Commodity Money: Early societies used goods with intrinsic value (e.g., gold, silver, animal skins) as money.
Primary Functions of Money
Money serves several essential functions in the economy:
Medium of Exchange: Money is widely accepted for payment of goods and services.
Unit of Account: Money provides a standard measure of value, facilitating price comparisons.
Store of Value: Money allows individuals to defer consumption, storing purchasing power for future use.
Standard of Deferred Payment: Money enables transactions across time, with predictable future value.
Characteristics of Good Money
For an asset to serve effectively as money, it should possess the following characteristics:
Acceptability: Usable by most people in transactions.
Standardized Quality: Uniform units for consistency.
Durability: Resistant to wear and tear.
Value Relative to Weight: Portable, even in large amounts.

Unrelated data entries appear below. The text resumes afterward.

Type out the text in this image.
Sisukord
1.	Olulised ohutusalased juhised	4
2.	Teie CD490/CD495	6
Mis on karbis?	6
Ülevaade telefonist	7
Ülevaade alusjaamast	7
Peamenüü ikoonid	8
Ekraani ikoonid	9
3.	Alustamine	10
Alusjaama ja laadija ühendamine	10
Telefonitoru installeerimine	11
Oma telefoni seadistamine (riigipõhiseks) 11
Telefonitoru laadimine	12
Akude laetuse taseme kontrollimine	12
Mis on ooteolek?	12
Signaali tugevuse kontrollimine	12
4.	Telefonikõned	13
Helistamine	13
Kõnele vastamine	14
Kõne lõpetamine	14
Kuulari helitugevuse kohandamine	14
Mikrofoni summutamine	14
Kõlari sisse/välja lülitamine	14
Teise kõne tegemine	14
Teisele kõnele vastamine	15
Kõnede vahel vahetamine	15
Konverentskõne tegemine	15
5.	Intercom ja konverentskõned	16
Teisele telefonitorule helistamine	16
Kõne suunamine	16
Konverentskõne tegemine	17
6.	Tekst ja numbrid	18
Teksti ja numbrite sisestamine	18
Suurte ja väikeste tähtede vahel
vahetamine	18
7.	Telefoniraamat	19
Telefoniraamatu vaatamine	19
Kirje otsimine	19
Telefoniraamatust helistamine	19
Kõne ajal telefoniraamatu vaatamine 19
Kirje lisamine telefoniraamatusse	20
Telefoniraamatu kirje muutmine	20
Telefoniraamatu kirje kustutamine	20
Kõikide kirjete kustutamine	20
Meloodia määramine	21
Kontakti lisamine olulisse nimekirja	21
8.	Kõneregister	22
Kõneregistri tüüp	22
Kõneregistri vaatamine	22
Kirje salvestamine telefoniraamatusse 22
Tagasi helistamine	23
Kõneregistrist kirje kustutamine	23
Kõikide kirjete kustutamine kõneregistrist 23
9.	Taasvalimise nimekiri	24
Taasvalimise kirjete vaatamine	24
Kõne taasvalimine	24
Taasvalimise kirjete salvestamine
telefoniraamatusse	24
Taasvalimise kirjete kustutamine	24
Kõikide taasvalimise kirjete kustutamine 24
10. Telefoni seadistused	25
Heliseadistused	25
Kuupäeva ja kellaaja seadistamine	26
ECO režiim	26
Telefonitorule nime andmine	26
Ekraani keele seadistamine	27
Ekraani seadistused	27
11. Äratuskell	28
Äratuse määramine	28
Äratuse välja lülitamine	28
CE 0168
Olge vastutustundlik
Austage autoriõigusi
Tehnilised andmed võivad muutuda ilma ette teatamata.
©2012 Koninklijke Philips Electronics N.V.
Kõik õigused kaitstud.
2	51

Divisibility: Usable for both small and large transactions.
Types of Money
Commodity Money
Commodity money has value independent of its use as money. Examples include:
Shells in Asia (e.g., cowrie shells)
Precious metals (gold, silver)
Animal pelts and skins in colonial North America
Cigarettes in prisons and prisoner-of-war camps
Fiat Money
Fiat money is currency authorized by a government and not backed by a physical commodity. Its value depends on public confidence.
Modern economies use fiat money, typically issued by a central bank (e.g., the Federal Reserve in the U.S.).
Fiat money allows flexibility in monetary policy but relies on trust in the issuing authority.
Transition from Commodity to Fiat Money
Historical Development
Paper money originated in China and spread globally. Initially, it was exchangeable for commodities like gold. Today, most paper money is fiat money, not backed by physical assets.
Central Bank Role: The Federal Reserve issues U.S. currency, which is not exchangeable for gold or other commodities.
Advantages: Flexibility in money creation and management.
Disadvantages: Vulnerable to loss of confidence and potential inflation if mismanaged.
Summary Table: Commodity vs. Fiat Money
Type of Money | Definition | Examples | Backing |
|---|---|---|---|
Commodity Money | Has intrinsic value independent of its use as money | Gold, silver, shells, pelts | Physical commodity |
Fiat Money | Authorized by government, no intrinsic value | Modern paper currency | Public trust/government decree |
Additional info:
These notes cover foundational macroeconomic concepts about money and banking, suitable for college-level study.